The peach tree was transformed into Eden's apple tree in the Judeo-Christian tradition, and its ability to bestow immortality, into the "knowledge of good and evil," but it's the same tree, which early proto-Christian mystics (the Essenes? -- I recall reading that the Dead Sea Scrolls seem to prove Jesus was a member) had adopted and adapted to their own interpretation. Like its later apple tree offshot, the peach tree of immortality is guarded by gods and is off limits to mere mortals -- with a few notable historic exceptions. A mortal can get a peach off that tree as a crowning gift of cultivation, once in a blue moon -- the peaches ripen only once in ten thousand years -- or get it by accident, as two unremarkable boys once did simply because they got exceptionally lucky. They met a guy who had worked on his gong for ten thousand years to get to that tree, and as he was carrying his peaches in a very nice mood, he gave one to the boys. This is one of my favorite legends because it phases in the probabilistic nature of taoist cosmology which, apart from things written in the stars and things left to free will, has room for things left to pure chance ("luck" in taoist astrology's terms, "good" or "bad" or even "dumb" in human terms). When the two boys ate the peach and immediately showed up at the palace of the Celestial Immortals, the Jade Emperor goes, who the hell are they? One of his assistant gods checks up on the boys in the book of destiny and, indeed, it predicts that around this day, two unremarkable boys chance upon an immortal who might, on a whim, give them one of the divine peaches and so they are destined to become Celestial Immortals. The Jade Emperor then shrugs his shoulders: you lucky bastards, no cultivation, no quest, no merits, not even any money to buy a peach, the old man just gave it to you? What has he been smoking? Now even I can't overrule the book of destiny, for even my own destiny is left to its chances, to an extent. OK then, make yourselves at home, you've got an eternity to idle away...
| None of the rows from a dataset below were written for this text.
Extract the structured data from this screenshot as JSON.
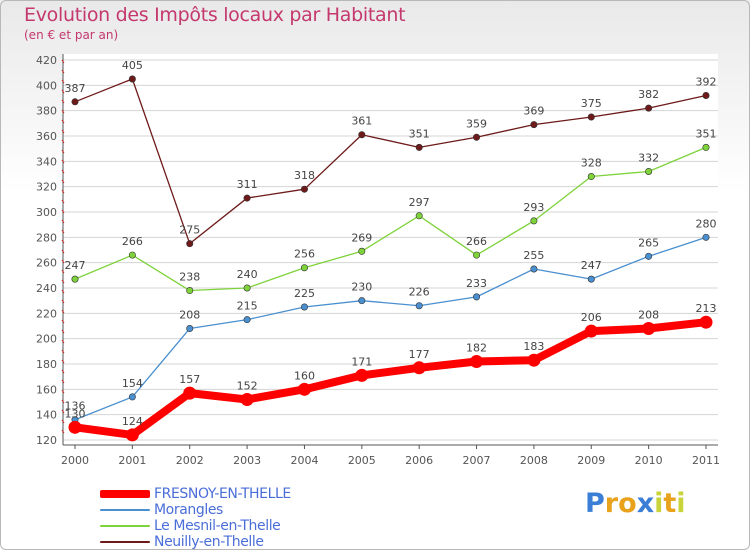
{
  "title": "Evolution des Impôts locaux par Habitant",
  "subtitle": "(en € et par an)",
  "logo": {
    "text": "Proxiti",
    "letters": [
      {
        "char": "P",
        "color": "#3a7fd5"
      },
      {
        "char": "r",
        "color": "#e8a21c"
      },
      {
        "char": "o",
        "color": "#e8a21c"
      },
      {
        "char": "x",
        "color": "#3a7fd5"
      },
      {
        "char": "i",
        "color": "#c8d43a"
      },
      {
        "char": "t",
        "color": "#e8a21c"
      },
      {
        "char": "i",
        "color": "#c8d43a"
      }
    ]
  },
  "chart_data": {
    "type": "line",
    "title": "Evolution des Impôts locaux par Habitant",
    "subtitle": "(en € et par an)",
    "xlabel": "",
    "ylabel": "",
    "x": [
      "2000",
      "2001",
      "2002",
      "2003",
      "2004",
      "2005",
      "2006",
      "2007",
      "2008",
      "2009",
      "2010",
      "2011"
    ],
    "ylim": [
      120,
      420
    ],
    "yticks": [
      120,
      140,
      160,
      180,
      200,
      220,
      240,
      260,
      280,
      300,
      320,
      340,
      360,
      380,
      400,
      420
    ],
    "grid": "horizontal",
    "legend_position": "bottom",
    "series": [
      {
        "name": "FRESNOY-EN-THELLE",
        "color": "#ff0000",
        "emphasis": true,
        "values": [
          130,
          124,
          157,
          152,
          160,
          171,
          177,
          182,
          183,
          206,
          208,
          213
        ]
      },
      {
        "name": "Morangles",
        "color": "#4a8fd0",
        "emphasis": false,
        "values": [
          136,
          154,
          208,
          215,
          225,
          230,
          226,
          233,
          255,
          247,
          265,
          280
        ]
      },
      {
        "name": "Le Mesnil-en-Thelle",
        "color": "#7ed23a",
        "emphasis": false,
        "values": [
          247,
          266,
          238,
          240,
          256,
          269,
          297,
          266,
          293,
          328,
          332,
          351
        ]
      },
      {
        "name": "Neuilly-en-Thelle",
        "color": "#6e1a1a",
        "emphasis": false,
        "values": [
          387,
          405,
          275,
          311,
          318,
          361,
          351,
          359,
          369,
          375,
          382,
          392
        ]
      }
    ]
  }
}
And that's how I chanced upon my peach sword too. The day I decided I needed it, I went to an antique store and it was just sitting there waiting for me, in a bucket full of antique canes and umbrellas and suchlike. I guess it was written in the book of destiny that I was supposed to get it the moment I wanted it.

Its handle is carved as one of those immortals' heads with the egg-shaped cranium; the ritual I follow calls for writing my own talismans on it, with special ink (which I also have to make myself), and then doing a few more things, depending on what I want to use it for.